12 aprile 2010

OGGETTI CHE PARLANO AL NOSTRO CUORE


Nuovo miracolo in Triennale per il terzo atto dell’appuntamento Design Museum, giunto alla sua terza edizione: più di ottocento oggetti che testimoniano una straordinaria ricchezza merceologica e produttiva del made in Italy. E un titolo evocativo, ‘Quali oggetti siamo’, per una rappresentazione che implica una narrazione, che chiama in causa la sfera affettiva dei nostri rapporti con le cose.

Accostati con la malizia del mercante che espone, con un continuo cambio di scala, gli oggetti – quelli molto noti, vere e proprie icone create da grandi maestri, ma anche assolutamente non noti, opera di creatori del tutto anonimi – ci investono di allegria, perché l’operosità genera allegria e parla al cuore di collezionista che c’è dentro ognuno di noi. E’ come se entrassimo in una grande officina di industriosi artigiani, in un grande cantiere di gnomi operosi, come Piero Campolesi, storico della cultura materiale, definisce l’Italia.

Gli oggetti non sono in sé, ma fanno parte del loro racconto – spiega Alessandro Mendini, il curatore scientifico della mostra – e la sfida è stata quella di raccogliere in pochi mesi ‘cose che sono storie’, non tanto legate all’innovazione, ma alla verità di chi lavora, cose legate alla vita in quanto romanzo, emotività, memoria, relazione umana. Per ognuno di noi il nostro mondo ravvicinato di cose è una specie di micromuseo, con cui entriamo in risonanza quotidianamente e che parla di noi e a noi; putroppo da un momento all’altro il nostro micromuseo può sbriciolarsi drammaticamente davanti ai nostri occhi, come nel caso della ‘scatola di Tommaso’, dove un giovane dell’Aquila ha riposto le macerie della propria casa distrutta dal terremoto, in modo da poterla tenere sempre con sé.

Il percorso ci svela uno scenario oggettuale colorato e quasi disorientante, che fluisce sotto il nostro sguardo per quello che è stato e che è, senza retorica e sentimentalismi: il David di Michelangelo in gesso, uscito da una rinomata gipsoteca di Pietrasanta, che lavora anche per Botero; gli strumenti musicali della Montessori dei primissimi anni del Novecento; le campane della famiglia Marinelli, che le produce da più di mille anni in un piccolo centro in provincia di Isernia.

E ancora la maniglia in ottone Libertas creata nel 1932 da Marcello Piacentini per il Palazzo di Giustizia e realizzata da Olivari, azienda che ha iniziato la sua attività a Borgomanero agli inizi del Novecento; il primo prototipo della moka Bialetti del 1933; la mitica ‘lettera 22’ macchina per scrivere della Olivetti premiata con il compasso d’oro nel 1954, compagna di lavoro preferita di Indro Montanelli, che compare sulle sue gambe anche nella scultura dei Giardini Pubblici di via Palestro.
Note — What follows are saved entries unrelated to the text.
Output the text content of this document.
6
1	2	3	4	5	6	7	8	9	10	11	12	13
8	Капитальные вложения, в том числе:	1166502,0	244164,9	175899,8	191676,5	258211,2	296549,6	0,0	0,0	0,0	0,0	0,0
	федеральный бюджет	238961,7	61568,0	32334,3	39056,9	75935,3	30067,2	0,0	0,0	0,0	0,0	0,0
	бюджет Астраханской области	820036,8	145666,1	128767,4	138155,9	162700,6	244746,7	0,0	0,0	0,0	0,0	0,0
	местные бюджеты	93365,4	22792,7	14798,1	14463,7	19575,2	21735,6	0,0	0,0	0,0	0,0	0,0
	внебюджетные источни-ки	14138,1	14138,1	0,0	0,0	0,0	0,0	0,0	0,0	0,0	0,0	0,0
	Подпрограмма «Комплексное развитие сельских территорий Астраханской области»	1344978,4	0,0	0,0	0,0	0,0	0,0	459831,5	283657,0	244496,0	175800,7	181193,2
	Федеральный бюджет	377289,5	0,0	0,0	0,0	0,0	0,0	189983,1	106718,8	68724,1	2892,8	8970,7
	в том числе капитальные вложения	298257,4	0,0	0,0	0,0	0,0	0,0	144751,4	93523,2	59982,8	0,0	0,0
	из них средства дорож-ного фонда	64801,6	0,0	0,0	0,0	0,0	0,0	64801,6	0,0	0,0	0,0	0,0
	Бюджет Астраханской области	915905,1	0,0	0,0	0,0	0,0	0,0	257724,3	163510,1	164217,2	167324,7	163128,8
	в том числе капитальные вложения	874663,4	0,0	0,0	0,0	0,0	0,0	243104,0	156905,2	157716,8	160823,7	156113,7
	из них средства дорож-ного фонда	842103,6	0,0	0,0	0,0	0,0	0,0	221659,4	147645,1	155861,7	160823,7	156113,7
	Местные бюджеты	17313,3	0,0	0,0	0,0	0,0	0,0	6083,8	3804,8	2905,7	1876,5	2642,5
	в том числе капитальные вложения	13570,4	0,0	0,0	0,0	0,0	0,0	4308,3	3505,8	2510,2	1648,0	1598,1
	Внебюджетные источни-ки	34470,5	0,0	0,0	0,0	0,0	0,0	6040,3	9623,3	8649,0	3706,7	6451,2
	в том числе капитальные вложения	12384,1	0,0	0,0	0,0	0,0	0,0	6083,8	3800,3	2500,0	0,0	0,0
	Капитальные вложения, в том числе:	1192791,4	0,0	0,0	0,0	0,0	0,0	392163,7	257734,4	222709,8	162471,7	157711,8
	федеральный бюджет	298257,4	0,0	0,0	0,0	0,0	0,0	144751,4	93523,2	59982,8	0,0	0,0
Il cubo nero Black Brionvega, televisore ideato nel 1969 da Marco Zanuso e il prototipo colorato di ferro da stiro per Girmi, pure del 1969.

E l’elenco potrebbe ancora continuare: ogni visitatore uscirà dalla mostra con in mente un proprio elenco degli oggetti che più l’hanno colpito in un tour tra cose che incarnano la nostra storia.